<h1>Final Project Introduction</h1>
<h2>The Battle of Restaurants in Munich</h2>

<h3>Introduction</h3>

The topic of lifelong learning is an important one. Since it was partly no longer possible to pursue my original hobbies during my time at Corona, I used the time to familiarize myself with the topic of machine learning. I have always been interested in data and I am convinced that it is becoming more and more important for making business decisions. To that end, I've done various online courses, watched instructional videos, and done exercises. To get even more involved in the topic, I signed up for the "IBM Data Science Certificate".In this course I got familiar with Python programming in general, various libraries (numpy, pandas...) but also with the IBM Cloud itself.

The "Capstone Project" now encompasses what was previously learned over the past weeks and months. To accomplish the last task, I created a Jupyter notebook, with the associated code.
For the further analysis I chose Munich, because from my point of view it is suitable for such an analysis and it is not far away from where I live.

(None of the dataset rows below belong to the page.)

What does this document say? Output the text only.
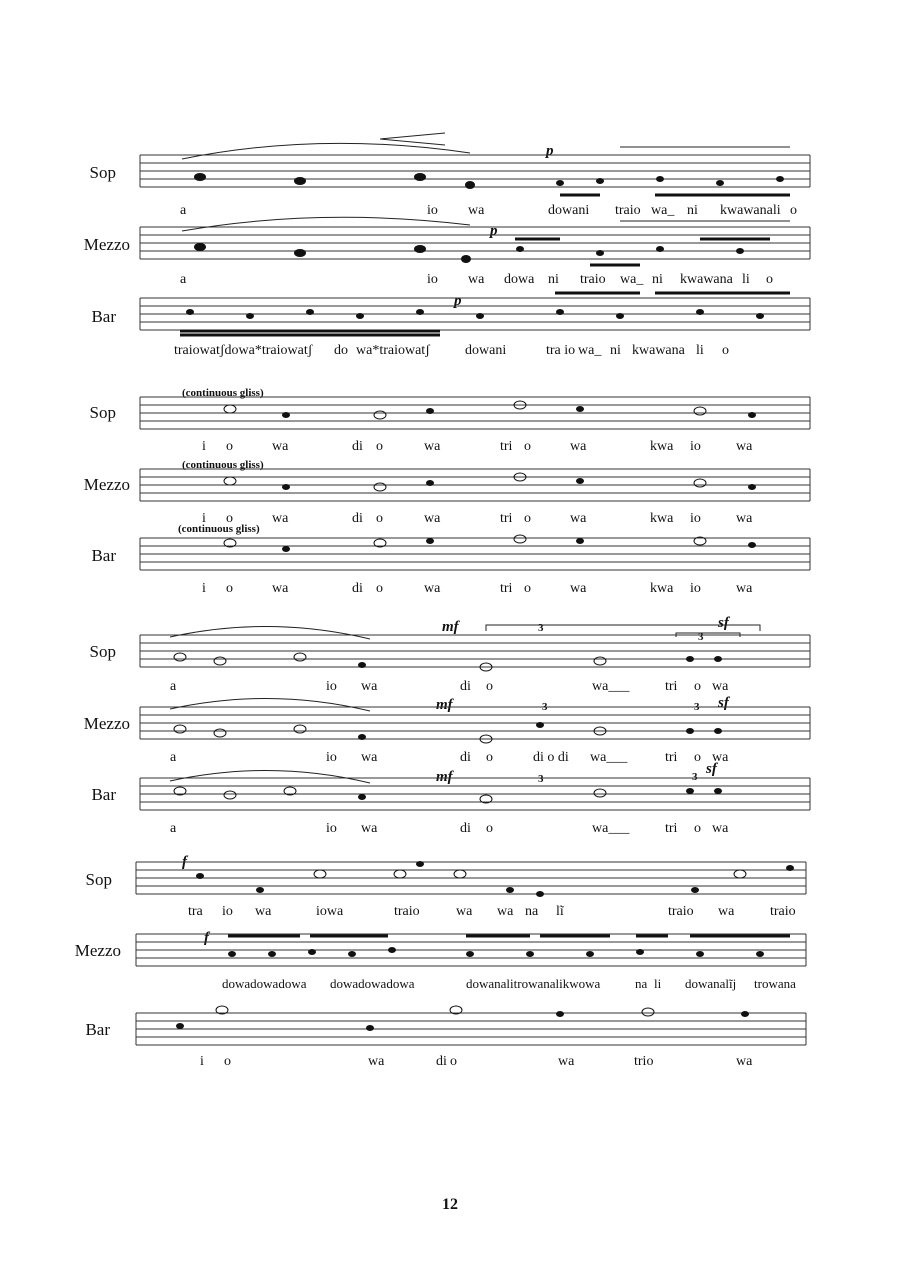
Sop
Mezzo
Bar
p
p
p
a	io wa	dowani traio wa_ ni kwawanali o
a	io wa dowa ni traio wa_ ni kwawana li o
traiowatʃdowa*traiowatʃ do wa*traiowatʃ	dowani	tra io wa_ ni kwawana li o
Sop
Mezzo
Bar
(continuous gliss)
(continuous gliss)
(continuous gliss)
i o	wa	di o	wa	tri o	wa	kwa io	wa
i o	wa	di o	wa	tri o	wa	kwa io	wa
i o	wa	di o	wa	tri o	wa	kwa io	wa
Sop
Mezzo
Bar
mf
mf
mf
sf
sf
sf
3
3
3	3
3	3
a	io wa	di o	wa___	tri o wa
a	io wa	di o	di o di wa___	tri o wa
a	io wa	di o	wa___	tri o wa
Sop
Mezzo
Bar
f
f
tra io wa	iowa	traio	wa wa na lĩ	traio wa	traio
dowadowadowa dowadowadowa	dowanalitrowanalikwowa	na li dowanalĩj trowana
i o	wa	di o	wa	trio	wa
12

<h3>Business Problem / Audience</h3>

Munich is a well-known city. Millions of visitors come there every year. Probably one of the most popular events is the Oktoberfest in Munich. This is visited by about 6 million people from all over the world. As a tourist, I know the problem when you are looking for a restaurant in a foreign city and first faces the challenge of which part of town to go to at all. Of course, it should not be just any restaurant, but correspond to his own preferences.

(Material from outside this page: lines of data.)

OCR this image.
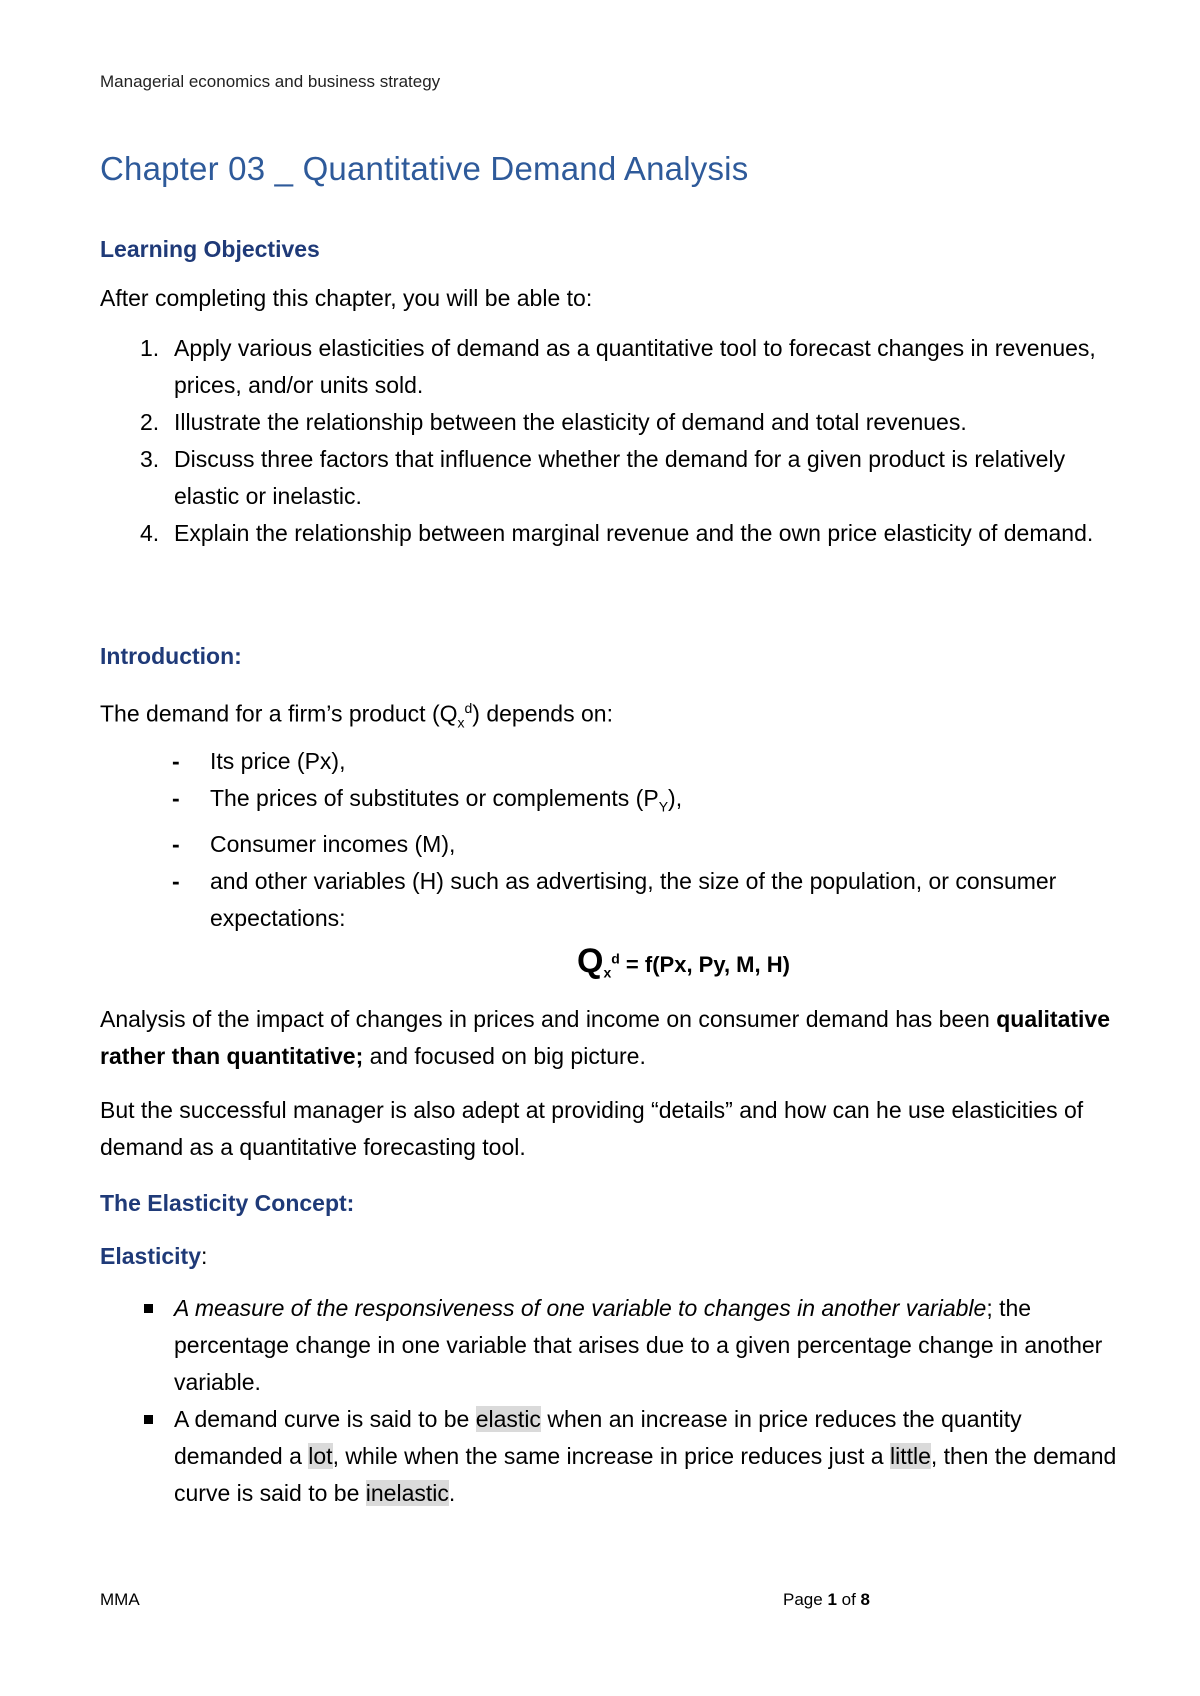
Managerial economics and business strategy
Chapter 03 _ Quantitative Demand Analysis
Learning Objectives
After completing this chapter, you will be able to:
1. Apply various elasticities of demand as a quantitative tool to forecast changes in revenues, prices, and/or units sold.
2. Illustrate the relationship between the elasticity of demand and total revenues.
3. Discuss three factors that influence whether the demand for a given product is relatively elastic or inelastic.
4. Explain the relationship between marginal revenue and the own price elasticity of demand.
Introduction:
The demand for a firm’s product $(Q_x^d)$ depends on:
- Its price (Px),
- The prices of substitutes or complements $(P_Y)$,
- Consumer incomes (M),
- and other variables (H) such as advertising, the size of the population, or consumer expectations:
$Q_x^d = f(Px$, Py, M, H)
Analysis of the impact of changes in prices and income on consumer demand has been qualitative rather than quantitative; and focused on big picture.
But the successful manager is also adept at providing “details” and how can he use elasticities of demand as a quantitative forecasting tool.
The Elasticity Concept:
Elasticity:
A measure of the responsiveness of one variable to changes in another variable; the percentage change in one variable that arises due to a given percentage change in another variable.
A demand curve is said to be elastic when an increase in price reduces the quantity demanded a lot, while when the same increase in price reduces just a little, then the demand curve is said to be inelastic.
MMA	Page 1 of 8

With this exercise I would like to examine the different districts of Munich and divide them into different categories. Where do you find a high density of German food, where do you find a lot of Mediterranean food or if it has to go fast, also fast food.

The audience of this exercise are tourists from near and far.

<h3>Data</h3>

The following data was used for this project.

- Wikipedia Data - Munich Neighborhoods https://de.wikipedia.org/wiki/Stadtbezirke_M%C3%BCnchens
- Geographical Data (Longitude and Latitude)
- Foursquare Data

<h4>Wikipedia Data - Munich Neighborhoods</h4>

The Munich Neigborhoods data was extracted by Wikipedia with beautiful soup
This data includes the following:
- Nr.
- Neighbourhood
- Area
- Inhabitants
- Density (Inhabitants/km²)
- Foreigners

For this project only the Neighbourhood names where used the rest of the data was droped.

In [1]:
import pandas as pd
import requests
from bs4 import BeautifulSoup

url_path = ('https://de.wikipedia.org/wiki/Stadtbezirke_M%C3%BCnchens')
html_text = requests.get(url_path).text
soup = BeautifulSoup(html_text)
wiki_tables = soup.find_all('table', {'class': 'wikitable sortable'})
first_table = wiki_tables[0].find_all("tr")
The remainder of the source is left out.